Ümitsiz Olma Türkiye! Ümitsiz Olma Türkiye!
İran İslami Mezhepleri Yakınlaştırma Kurumu Genel Sekreteri Ayetullah Mohsen Eraki, Suriye’deki düzenin İsrail’e karşı direnişin ön cephesi olduğu için bu cephenin yıkılmasını istemediklerini dile getirdi. Eraki, İran’ın hiçbir zaman askeri olarak Beşşar Esed’e destek vermediğini savunarak, Türkiye’nin İslam birliği için çaba göstermesini istediklerini söyledi.

Diyanet İşleri Başkanlığı’nın davetlisi olarak Türkiye’ye gelen ve yarın Türkiye’deki alimlerle bir araya gelecek olan İranlı heyet, Konya Müftüsü Şükrü Özbuğday’ı makamında ziyaret etti. Heyet başkanı Ayetullah Mohsen Eraki, İslam dünyasında yaşanan krizlerin ve dökülen kanların sona ermesi ve Müslümanların birlik ve beraberliği için çaba göstermek gerektiğini dile getirdi.
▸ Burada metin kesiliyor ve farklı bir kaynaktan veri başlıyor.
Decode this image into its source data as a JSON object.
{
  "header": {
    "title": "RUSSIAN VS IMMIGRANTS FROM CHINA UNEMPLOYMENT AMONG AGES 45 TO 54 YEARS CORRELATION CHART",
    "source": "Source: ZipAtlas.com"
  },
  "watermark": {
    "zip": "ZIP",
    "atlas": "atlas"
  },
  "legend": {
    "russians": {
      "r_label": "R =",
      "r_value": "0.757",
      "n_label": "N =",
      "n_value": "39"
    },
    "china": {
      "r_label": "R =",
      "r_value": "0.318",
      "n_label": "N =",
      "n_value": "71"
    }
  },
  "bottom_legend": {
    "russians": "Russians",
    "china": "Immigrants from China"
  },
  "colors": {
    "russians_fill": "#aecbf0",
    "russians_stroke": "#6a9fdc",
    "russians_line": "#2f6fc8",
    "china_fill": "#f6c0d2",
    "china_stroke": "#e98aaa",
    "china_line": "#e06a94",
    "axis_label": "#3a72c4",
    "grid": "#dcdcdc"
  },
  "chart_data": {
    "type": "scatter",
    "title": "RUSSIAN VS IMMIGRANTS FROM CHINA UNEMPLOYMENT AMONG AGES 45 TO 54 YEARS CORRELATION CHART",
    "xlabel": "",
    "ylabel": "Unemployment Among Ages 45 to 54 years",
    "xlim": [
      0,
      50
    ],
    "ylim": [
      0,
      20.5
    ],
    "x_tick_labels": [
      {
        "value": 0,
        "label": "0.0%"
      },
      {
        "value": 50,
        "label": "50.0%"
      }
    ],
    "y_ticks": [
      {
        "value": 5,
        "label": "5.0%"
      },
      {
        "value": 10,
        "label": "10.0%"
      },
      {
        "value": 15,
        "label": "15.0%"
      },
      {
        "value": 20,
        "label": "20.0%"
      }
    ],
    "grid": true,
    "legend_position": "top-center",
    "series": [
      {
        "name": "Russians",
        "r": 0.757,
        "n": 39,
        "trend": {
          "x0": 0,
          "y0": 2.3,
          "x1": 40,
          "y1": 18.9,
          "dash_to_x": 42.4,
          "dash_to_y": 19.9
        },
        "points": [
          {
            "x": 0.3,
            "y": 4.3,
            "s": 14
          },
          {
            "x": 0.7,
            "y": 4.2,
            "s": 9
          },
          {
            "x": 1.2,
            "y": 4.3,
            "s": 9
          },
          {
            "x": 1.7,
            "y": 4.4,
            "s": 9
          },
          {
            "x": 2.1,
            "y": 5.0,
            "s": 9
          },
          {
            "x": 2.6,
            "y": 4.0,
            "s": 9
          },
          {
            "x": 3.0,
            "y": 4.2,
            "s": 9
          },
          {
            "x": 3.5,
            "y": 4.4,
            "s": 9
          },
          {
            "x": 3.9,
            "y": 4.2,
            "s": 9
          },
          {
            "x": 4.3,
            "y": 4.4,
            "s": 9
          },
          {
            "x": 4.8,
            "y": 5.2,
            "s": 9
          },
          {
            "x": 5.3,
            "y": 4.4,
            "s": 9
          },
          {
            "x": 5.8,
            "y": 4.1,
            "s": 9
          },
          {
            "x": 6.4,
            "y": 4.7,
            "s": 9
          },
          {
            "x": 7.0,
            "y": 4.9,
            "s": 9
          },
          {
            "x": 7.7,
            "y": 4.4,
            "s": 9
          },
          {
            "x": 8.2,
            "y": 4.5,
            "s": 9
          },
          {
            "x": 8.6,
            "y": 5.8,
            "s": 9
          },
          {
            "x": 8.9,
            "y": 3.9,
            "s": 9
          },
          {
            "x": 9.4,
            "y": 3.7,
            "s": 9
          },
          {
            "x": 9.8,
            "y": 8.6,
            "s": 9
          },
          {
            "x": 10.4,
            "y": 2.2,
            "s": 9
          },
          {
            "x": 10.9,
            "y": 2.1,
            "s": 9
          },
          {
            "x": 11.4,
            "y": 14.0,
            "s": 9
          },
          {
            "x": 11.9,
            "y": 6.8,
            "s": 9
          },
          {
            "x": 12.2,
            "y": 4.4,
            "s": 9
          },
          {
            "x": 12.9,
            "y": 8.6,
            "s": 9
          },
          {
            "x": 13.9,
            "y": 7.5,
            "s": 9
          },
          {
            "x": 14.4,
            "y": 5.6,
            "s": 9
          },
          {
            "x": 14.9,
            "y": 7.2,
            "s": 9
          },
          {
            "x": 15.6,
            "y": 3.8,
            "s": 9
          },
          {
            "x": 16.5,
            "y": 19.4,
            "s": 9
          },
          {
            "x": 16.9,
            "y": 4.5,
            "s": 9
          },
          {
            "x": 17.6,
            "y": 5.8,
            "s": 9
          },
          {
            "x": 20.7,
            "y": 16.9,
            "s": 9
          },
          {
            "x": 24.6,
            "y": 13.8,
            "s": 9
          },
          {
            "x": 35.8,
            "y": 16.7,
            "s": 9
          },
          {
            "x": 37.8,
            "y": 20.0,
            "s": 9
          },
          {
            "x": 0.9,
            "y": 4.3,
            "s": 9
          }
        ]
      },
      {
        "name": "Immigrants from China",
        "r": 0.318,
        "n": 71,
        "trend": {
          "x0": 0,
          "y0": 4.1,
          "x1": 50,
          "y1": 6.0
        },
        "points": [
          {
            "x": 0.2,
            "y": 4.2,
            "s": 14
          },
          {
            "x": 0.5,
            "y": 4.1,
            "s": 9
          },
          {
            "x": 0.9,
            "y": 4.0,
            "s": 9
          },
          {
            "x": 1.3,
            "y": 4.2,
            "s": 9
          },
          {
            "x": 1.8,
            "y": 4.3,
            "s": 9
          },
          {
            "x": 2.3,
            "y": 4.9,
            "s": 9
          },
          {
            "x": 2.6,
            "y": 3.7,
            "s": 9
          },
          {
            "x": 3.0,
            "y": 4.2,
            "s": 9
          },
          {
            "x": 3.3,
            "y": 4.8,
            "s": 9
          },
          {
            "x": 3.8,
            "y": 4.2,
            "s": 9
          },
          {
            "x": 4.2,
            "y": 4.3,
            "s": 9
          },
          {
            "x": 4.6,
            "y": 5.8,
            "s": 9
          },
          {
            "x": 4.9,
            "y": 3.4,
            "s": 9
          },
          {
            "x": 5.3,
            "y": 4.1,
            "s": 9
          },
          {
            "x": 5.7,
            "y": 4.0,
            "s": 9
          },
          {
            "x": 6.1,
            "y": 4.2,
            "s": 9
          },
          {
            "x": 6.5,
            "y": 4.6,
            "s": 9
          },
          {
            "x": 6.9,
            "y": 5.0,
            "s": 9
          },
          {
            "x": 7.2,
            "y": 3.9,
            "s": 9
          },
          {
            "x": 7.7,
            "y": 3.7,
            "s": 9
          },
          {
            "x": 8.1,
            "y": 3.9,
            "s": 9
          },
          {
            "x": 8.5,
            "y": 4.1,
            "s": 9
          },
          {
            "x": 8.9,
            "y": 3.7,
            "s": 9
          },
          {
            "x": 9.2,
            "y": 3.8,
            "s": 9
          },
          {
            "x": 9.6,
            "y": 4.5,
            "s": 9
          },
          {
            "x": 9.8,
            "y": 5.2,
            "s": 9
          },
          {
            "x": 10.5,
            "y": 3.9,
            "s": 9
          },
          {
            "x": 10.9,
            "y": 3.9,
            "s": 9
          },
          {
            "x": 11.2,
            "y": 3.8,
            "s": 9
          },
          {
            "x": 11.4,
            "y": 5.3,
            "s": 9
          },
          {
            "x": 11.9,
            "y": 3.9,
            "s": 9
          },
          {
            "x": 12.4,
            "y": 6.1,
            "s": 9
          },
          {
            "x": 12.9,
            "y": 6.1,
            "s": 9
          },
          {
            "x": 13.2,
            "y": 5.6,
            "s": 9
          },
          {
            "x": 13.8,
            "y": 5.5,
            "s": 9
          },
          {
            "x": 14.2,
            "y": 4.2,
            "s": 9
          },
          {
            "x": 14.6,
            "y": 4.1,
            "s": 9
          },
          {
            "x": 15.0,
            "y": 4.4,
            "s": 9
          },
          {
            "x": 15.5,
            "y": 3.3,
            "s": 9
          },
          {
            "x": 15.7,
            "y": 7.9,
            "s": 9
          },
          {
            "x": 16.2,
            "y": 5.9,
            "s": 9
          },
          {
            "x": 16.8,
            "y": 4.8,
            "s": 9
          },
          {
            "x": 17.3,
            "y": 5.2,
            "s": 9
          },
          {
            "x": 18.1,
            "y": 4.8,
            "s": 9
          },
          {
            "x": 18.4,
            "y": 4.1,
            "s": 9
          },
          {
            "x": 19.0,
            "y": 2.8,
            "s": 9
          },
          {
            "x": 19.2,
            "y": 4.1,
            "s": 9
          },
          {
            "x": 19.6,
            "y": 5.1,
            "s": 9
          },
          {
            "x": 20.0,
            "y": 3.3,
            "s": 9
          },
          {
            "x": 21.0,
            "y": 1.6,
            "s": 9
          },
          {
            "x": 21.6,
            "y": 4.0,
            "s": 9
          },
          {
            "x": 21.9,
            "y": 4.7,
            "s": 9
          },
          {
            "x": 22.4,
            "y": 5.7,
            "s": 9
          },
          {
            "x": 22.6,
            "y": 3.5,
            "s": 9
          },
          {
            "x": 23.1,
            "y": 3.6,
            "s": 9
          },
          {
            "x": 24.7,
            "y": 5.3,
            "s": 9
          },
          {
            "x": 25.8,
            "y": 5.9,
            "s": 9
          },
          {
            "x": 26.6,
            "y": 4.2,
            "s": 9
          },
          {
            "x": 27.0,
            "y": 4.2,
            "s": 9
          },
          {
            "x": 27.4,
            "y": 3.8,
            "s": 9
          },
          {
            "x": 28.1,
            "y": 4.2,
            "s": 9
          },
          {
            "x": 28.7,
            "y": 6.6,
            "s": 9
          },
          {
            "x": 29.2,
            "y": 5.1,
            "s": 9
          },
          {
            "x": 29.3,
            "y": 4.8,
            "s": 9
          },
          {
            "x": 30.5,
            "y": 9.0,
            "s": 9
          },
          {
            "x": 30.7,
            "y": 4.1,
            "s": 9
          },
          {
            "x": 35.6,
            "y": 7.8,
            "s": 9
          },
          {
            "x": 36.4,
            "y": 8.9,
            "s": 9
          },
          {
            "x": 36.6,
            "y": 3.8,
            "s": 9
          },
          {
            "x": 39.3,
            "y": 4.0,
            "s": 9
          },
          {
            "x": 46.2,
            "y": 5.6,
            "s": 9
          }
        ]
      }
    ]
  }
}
İran’ın Kum şehri ile Konya’daki bilimsel merkezler arasında işbirliği sağlamak için Konya’yı ziyaret ettiklerini anlatan Genel Sekreter Eraki, İslam birliği için Türkiye’nin çaba göstermesini beklediklerini dile getirdi. Eraki, İslam dünyasının birliği için adımlar atılması gerektiğine değinerek şunları söyledi: “Biz çok önemli konumda olan Türkiye’nin bu İslam birliğinin kurulması yönünde de çaba göstermesini bekliyoruz. Yarın İstanbul’da düzenlenecek Ulema İstişare Toplantısı'nda ele alınacak konularla birlikte İslam dünyasının birliği için adımlar atılmasını bekliyoruz. Suriye’de, Mısır’da, Irak’ta dökülen kanlar Peygamber Efendimiz'in çocuklarının kanlarıdır. Çünkü biz bütün Müslümanları Peygamber Efendimiz'in çocukları olarak görüyoruz. Türkiye ve İran Müslümanları ve ulemasının çabası ve yardımıyla bu İslami kardeşliğin sağlanmasını umuyorum. İran ve Türkiye dini müesseseleri arasında iletişim ve işbirliğinin sağlanmasını istiyoruz.”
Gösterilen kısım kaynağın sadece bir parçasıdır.